Chandler Brindley, Staff Writer

A University of Wisconsin Oshkosh anthropology professor and his students will be taking on a cold case from 1992 revolving around the disappearance of a Fox Valley woman.

Jordan Karsten, an associate professor of anthropology at UW Oshkosh, hosts the Cold Case: Frozen Tundra podcast with Matt Hiskes, a friend and communications and media specialist.

Karsten and Hiskes’s podcast will feature the Laurie Depies case that is nearing 30 years unsolved after receiving permission from both the Depies family and Wisconsin Department of Justice.

Courtesy of UWO Flickr
Associate Professor Jordan Karsten is looking into a new cold case from 1992 about Laurie Depies.

“I think what we’ve already done with announcing the podcast has helped with publicizing the case,” Karsten said. “She went missing in what will be 30 years ago and if we can put a podcast out there that people want to listen to and view the details of the case, it allows for people who are paying attention to be more familiar with what happened.”

Depies, then 20, disappeared on Aug. 19, 1992, after driving to her boyfriend’s apartment in what is now Fox Crossing after leaving the Fox Valley Mall where she was working.

Depies’ friends reported hearing her drive into the parking lot of the apartment, but never saw her, only to find a cup on the top of the locked car that she was driving.

About 18 years later, there was a possible breakthrough in the case when Larry Hall confessed to killing Depies and said he buried her body in a remote place in southern Wisconsin. But investigators could never prove Hall, a suspected serial killer who is currently incarcerated at a North Carolina federal prison for a 1993 kidnapping and murder, killed Depies.

Karsten said research has begun again on the case, which is very complex.

“It’s a complicated case,” he said. “She basically disappears after pulling into a parking lot and never comes to the door of the apartment.”

In the first season of Karsten and Hiskes’ podcast, they concentrated on the Starkie Swenson case from 1983. In September 2021, hikers found Swenson’s remains in High Cliff State Park.

Karsten said he was very happy that he was able to help with the Swenson case, even if it was a small part.

“I think people were interested in what happened to Starkie Swenson,” he said. “I think that people are very much interested in what happened to Laurie Depies.”


Although the Depies case is nearing 30 years old, Karsten is hoping that the podcast can generate some thought and provoke information from a possible source of information.

“You don’t know how or if that might hit home with somebody in a way in which they might remember something that they never turned in or never told anybody about back when it happened,” Karsten said. “They might realize now that it might be pertinent information and the publicity will generate some kind of usable lead for law enforcement.”

The case has gotten a lot of coverage in local radio, TV and newspapers, but Karsten thinks that the podcast will be helpful because of its longer form in contrast to broadcast media.

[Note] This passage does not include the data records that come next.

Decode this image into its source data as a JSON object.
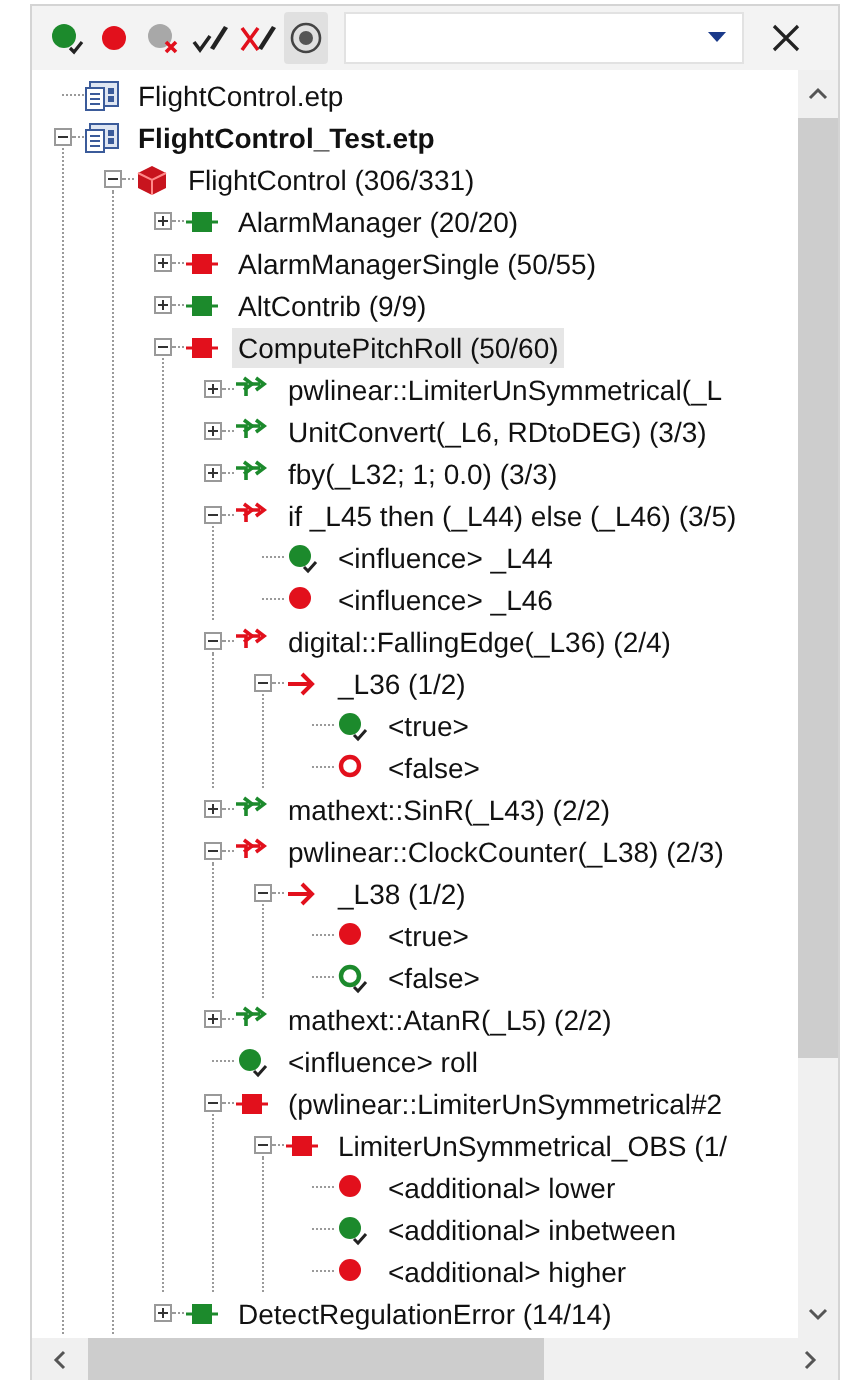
{
  "toolbar": {
    "tools": [
      {
        "kind": "covered",
        "pressed": false
      },
      {
        "kind": "uncovered",
        "pressed": false
      },
      {
        "kind": "clear",
        "pressed": false
      },
      {
        "kind": "justify",
        "pressed": false
      },
      {
        "kind": "unjustify",
        "pressed": false
      },
      {
        "kind": "target",
        "pressed": true
      }
    ]
  },
  "tree": {
    "items": [
      {
        "label": "FlightControl.etp",
        "kind": "project",
        "active": false,
        "selected": false
      },
      {
        "label": "FlightControl_Test.etp",
        "kind": "project",
        "active": true,
        "selected": false,
        "expanded": true,
        "children": [
          {
            "label": "FlightControl (306/331)",
            "kind": "package",
            "selected": false,
            "expanded": true,
            "children": [
              {
                "label": "AlarmManager (20/20)",
                "kind": "block",
                "color": "#1c8a2c",
                "selected": false,
                "expanded": false
              },
              {
                "label": "AlarmManagerSingle (50/55)",
                "kind": "block",
                "color": "#e2101c",
                "selected": false,
                "expanded": false
              },
              {
                "label": "AltContrib (9/9)",
                "kind": "block",
                "color": "#1c8a2c",
                "selected": false,
                "expanded": false
              },
              {
                "label": "ComputePitchRoll (50/60)",
                "kind": "block",
                "color": "#e2101c",
                "selected": true,
                "expanded": true,
                "children": [
                  {
                    "label": "pwlinear::LimiterUnSymmetrical(_L",
                    "kind": "operator",
                    "color": "#1c8a2c",
                    "selected": false,
                    "expanded": false
                  },
                  {
                    "label": "UnitConvert(_L6, RDtoDEG) (3/3)",
                    "kind": "operator",
                    "color": "#1c8a2c",
                    "selected": false,
                    "expanded": false
                  },
                  {
                    "label": "fby(_L32; 1; 0.0) (3/3)",
                    "kind": "operator",
                    "color": "#1c8a2c",
                    "selected": false,
                    "expanded": false
                  },
                  {
                    "label": "if _L45 then (_L44) else (_L46) (3/5)",
                    "kind": "operator",
                    "color": "#e2101c",
                    "selected": false,
                    "expanded": true,
                    "children": [
                      {
                        "label": "<influence> _L44",
                        "kind": "result",
                        "color": "#1c8a2c",
                        "filled": true,
                        "checked": true,
                        "selected": false
                      },
                      {
                        "label": "<influence> _L46",
                        "kind": "result",
                        "color": "#e2101c",
                        "filled": true,
                        "checked": false,
                        "selected": false
                      }
                    ]
                  },
                  {
                    "label": "digital::FallingEdge(_L36) (2/4)",
                    "kind": "operator",
                    "color": "#e2101c",
                    "selected": false,
                    "expanded": true,
                    "children": [
                      {
                        "label": "_L36 (1/2)",
                        "kind": "branch",
                        "color": "#e2101c",
                        "selected": false,
                        "expanded": true,
                        "children": [
                          {
                            "label": "<true>",
                            "kind": "result",
                            "color": "#1c8a2c",
                            "filled": true,
                            "checked": true,
                            "selected": false
                          },
                          {
                            "label": "<false>",
                            "kind": "result",
                            "color": "#e2101c",
                            "filled": false,
                            "checked": false,
                            "selected": false
                          }
                        ]
                      }
                    ]
                  },
                  {
                    "label": "mathext::SinR(_L43) (2/2)",
                    "kind": "operator",
                    "color": "#1c8a2c",
                    "selected": false,
                    "expanded": false
                  },
                  {
                    "label": "pwlinear::ClockCounter(_L38) (2/3)",
                    "kind": "operator",
                    "color": "#e2101c",
                    "selected": false,
                    "expanded": true,
                    "children": [
                      {
                        "label": "_L38 (1/2)",
                        "kind": "branch",
                        "color": "#e2101c",
                        "selected": false,
                        "expanded": true,
                        "children": [
                          {
                            "label": "<true>",
                            "kind": "result",
                            "color": "#e2101c",
                            "filled": true,
                            "checked": false,
                            "selected": false
                          },
                          {
                            "label": "<false>",
                            "kind": "result",
                            "color": "#1c8a2c",
                            "filled": false,
                            "checked": true,
                            "selected": false
                          }
                        ]
                      }
                    ]
                  },
                  {
                    "label": "mathext::AtanR(_L5) (2/2)",
                    "kind": "operator",
                    "color": "#1c8a2c",
                    "selected": false,
                    "expanded": false
                  },
                  {
                    "label": "<influence> roll",
                    "kind": "result",
                    "color": "#1c8a2c",
                    "filled": true,
                    "checked": true,
                    "selected": false
                  },
                  {
                    "label": "(pwlinear::LimiterUnSymmetrical#2",
                    "kind": "block",
                    "color": "#e2101c",
                    "selected": false,
                    "expanded": true,
                    "children": [
                      {
                        "label": "LimiterUnSymmetrical_OBS (1/",
                        "kind": "block",
                        "color": "#e2101c",
                        "selected": false,
                        "expanded": true,
                        "children": [
                          {
                            "label": "<additional> lower",
                            "kind": "result",
                            "color": "#e2101c",
                            "filled": true,
                            "checked": false,
                            "selected": false
                          },
                          {
                            "label": "<additional> inbetween",
                            "kind": "result",
                            "color": "#1c8a2c",
                            "filled": true,
                            "checked": true,
                            "selected": false
                          },
                          {
                            "label": "<additional> higher",
                            "kind": "result",
                            "color": "#e2101c",
                            "filled": true,
                            "checked": false,
                            "selected": false
                          }
                        ]
                      }
                    ]
                  }
                ]
              },
              {
                "label": "DetectRegulationError (14/14)",
                "kind": "block",
                "color": "#1c8a2c",
                "selected": false,
                "expanded": false
              }
            ]
          }
        ]
      }
    ]
  }
}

“I think that the podcast is useful because it is longer form,” Karsten said. “You can present a lot of information over a series of episodes that really gets into the details, in one place and in order, with a set of details that hopefully will be useful for people who just might come forward with information.”

Similar to the Swenson case, Karsten will also have interested students assist him with this case. Some will be volunteers, although Karsten said he will likely also have some students helping out through independent study.

“Right now we’re trying to get organized and have some ideas for students to get involved,” Karsten said. “I have a group of students who want to get involved in research. I have some areas where they’ll be able to help out.”